Ankylosing spondylitis (AS) is a chronic inflammatory systemic disease and is difficult to detect in the early stages. The present study aimed to investigate the role of microRNA (miR)‑204‑5p in osteogenic differentiation of AS fibroblasts. Bone morphogenetic protein 2 (BMP‑2) was used to induce osteogenic differentiation. Cells were divided into the following groups: AS group, AS + BMP‑2 group, AS + BMP‑2 + miR‑negative control group, AS + BMP‑2 + miR‑204‑5p mimics group and AS + BMP‑2 + miR‑204‑5p mimics + pcDNA‑Notch2 group. The expression levels of miR‑204‑5p, Notch2, runt‑related transcription factor 2 (RUNX2) and osteocalcin were detected via reverse transcription‑quantitative PCR analysis. The binding site between Notch2 and miR‑204‑5p was predicted using TargetScan software and verified via the dual‑luciferase reporter assay. Alkaline phosphatase (ALP) activity was assessed via the ALP assay, while the mineralized nodules area was determined via the Alizarin Red S staining assay. The results demonstrated that Notch2 is a target gene of miR‑204‑5p. Furthermore, treatment with BMP‑2 significantly decreased miR‑204‑5p expression, and significantly increased ALP activity, the mineralized nodules area and the expression levels of Notch2, RUNX2 and osteocalcin in ligament fibroblasts (all P<0.05).
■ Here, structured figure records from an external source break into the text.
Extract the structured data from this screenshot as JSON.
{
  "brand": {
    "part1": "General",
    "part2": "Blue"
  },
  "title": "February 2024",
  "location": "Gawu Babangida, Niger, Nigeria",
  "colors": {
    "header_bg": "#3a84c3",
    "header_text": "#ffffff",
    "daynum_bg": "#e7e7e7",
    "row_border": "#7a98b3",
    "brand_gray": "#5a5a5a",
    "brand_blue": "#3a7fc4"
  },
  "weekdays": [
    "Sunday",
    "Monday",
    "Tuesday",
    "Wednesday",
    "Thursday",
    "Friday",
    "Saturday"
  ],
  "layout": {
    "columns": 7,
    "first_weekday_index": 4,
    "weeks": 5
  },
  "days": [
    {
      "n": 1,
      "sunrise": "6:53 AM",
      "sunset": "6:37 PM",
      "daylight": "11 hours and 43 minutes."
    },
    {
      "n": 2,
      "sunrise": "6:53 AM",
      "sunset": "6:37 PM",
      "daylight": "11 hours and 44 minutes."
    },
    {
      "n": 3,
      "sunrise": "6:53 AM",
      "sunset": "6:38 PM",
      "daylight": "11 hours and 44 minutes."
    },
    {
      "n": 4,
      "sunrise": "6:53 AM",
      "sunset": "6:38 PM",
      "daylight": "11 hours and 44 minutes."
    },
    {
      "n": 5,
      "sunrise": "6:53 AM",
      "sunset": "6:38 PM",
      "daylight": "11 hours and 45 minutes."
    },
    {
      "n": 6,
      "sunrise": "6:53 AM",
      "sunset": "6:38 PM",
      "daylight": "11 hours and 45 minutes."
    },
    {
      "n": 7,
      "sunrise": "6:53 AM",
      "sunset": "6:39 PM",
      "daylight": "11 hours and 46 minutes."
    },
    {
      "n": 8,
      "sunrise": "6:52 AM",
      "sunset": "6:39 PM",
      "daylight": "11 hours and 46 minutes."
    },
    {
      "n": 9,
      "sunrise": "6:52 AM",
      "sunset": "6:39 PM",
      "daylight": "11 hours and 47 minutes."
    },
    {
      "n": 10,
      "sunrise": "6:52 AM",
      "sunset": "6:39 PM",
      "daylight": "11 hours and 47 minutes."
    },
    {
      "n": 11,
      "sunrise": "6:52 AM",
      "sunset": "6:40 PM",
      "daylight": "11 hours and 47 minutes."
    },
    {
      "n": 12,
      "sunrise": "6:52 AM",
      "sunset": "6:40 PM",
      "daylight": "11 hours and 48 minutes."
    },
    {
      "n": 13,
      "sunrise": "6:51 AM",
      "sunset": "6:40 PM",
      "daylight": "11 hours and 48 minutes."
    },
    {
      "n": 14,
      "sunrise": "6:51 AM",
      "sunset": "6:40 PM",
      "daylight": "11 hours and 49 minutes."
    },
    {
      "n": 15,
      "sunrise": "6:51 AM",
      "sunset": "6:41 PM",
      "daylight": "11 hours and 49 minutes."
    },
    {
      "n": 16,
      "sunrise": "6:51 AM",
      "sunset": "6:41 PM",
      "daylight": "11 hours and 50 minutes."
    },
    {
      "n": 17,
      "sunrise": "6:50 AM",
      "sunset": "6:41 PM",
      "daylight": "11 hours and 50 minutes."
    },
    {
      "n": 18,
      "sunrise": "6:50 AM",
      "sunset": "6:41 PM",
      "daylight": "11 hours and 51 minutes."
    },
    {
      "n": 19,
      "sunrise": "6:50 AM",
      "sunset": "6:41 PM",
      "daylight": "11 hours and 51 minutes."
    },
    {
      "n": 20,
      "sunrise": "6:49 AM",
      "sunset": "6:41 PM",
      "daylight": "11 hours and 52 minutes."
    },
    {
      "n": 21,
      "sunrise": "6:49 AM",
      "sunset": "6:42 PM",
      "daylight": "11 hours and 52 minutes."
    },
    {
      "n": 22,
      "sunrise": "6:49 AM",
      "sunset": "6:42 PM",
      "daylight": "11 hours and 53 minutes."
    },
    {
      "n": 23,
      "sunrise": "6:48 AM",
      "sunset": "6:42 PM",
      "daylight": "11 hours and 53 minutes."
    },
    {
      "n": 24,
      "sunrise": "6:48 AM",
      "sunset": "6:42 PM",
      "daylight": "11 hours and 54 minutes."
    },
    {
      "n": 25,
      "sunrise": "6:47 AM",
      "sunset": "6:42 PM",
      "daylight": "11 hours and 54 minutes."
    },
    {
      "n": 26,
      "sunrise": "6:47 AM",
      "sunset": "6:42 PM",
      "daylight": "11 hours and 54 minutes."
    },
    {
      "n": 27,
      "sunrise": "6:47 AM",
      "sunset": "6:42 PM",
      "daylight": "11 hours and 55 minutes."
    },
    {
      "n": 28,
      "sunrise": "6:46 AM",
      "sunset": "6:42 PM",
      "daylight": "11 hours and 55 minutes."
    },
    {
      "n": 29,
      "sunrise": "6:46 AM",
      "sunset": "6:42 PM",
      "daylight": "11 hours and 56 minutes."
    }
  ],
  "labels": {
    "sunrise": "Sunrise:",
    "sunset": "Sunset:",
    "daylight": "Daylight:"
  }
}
Conversely, transfection with miR‑204‑5p mimics significantly increased miR‑204‑5p expression, and significantly decreased ALP activity, the mineralized nodules area and the expression levels of Notch2, RUNX2 and osteocalcin in ligament fibroblasts (all P<0.05). Notably, transfection with pcDNA‑Notch2 significantly reversed the inhibitory effects induced by miR‑204‑5p mimics on the osteogenic differentiation of ligament fibroblasts (all P<0.05). Furthermore, miR‑204‑5p inhibited the osteogenic differentiation of ligament fibroblasts in patients with AS by targeting Notch2. Thus, miR‑204‑5p may negatively regulate Notch2 expression and may be a potential therapeutic target for AS. Collectively, the results of the present study provide a theoretical basis for the effective treatment of patients with AS.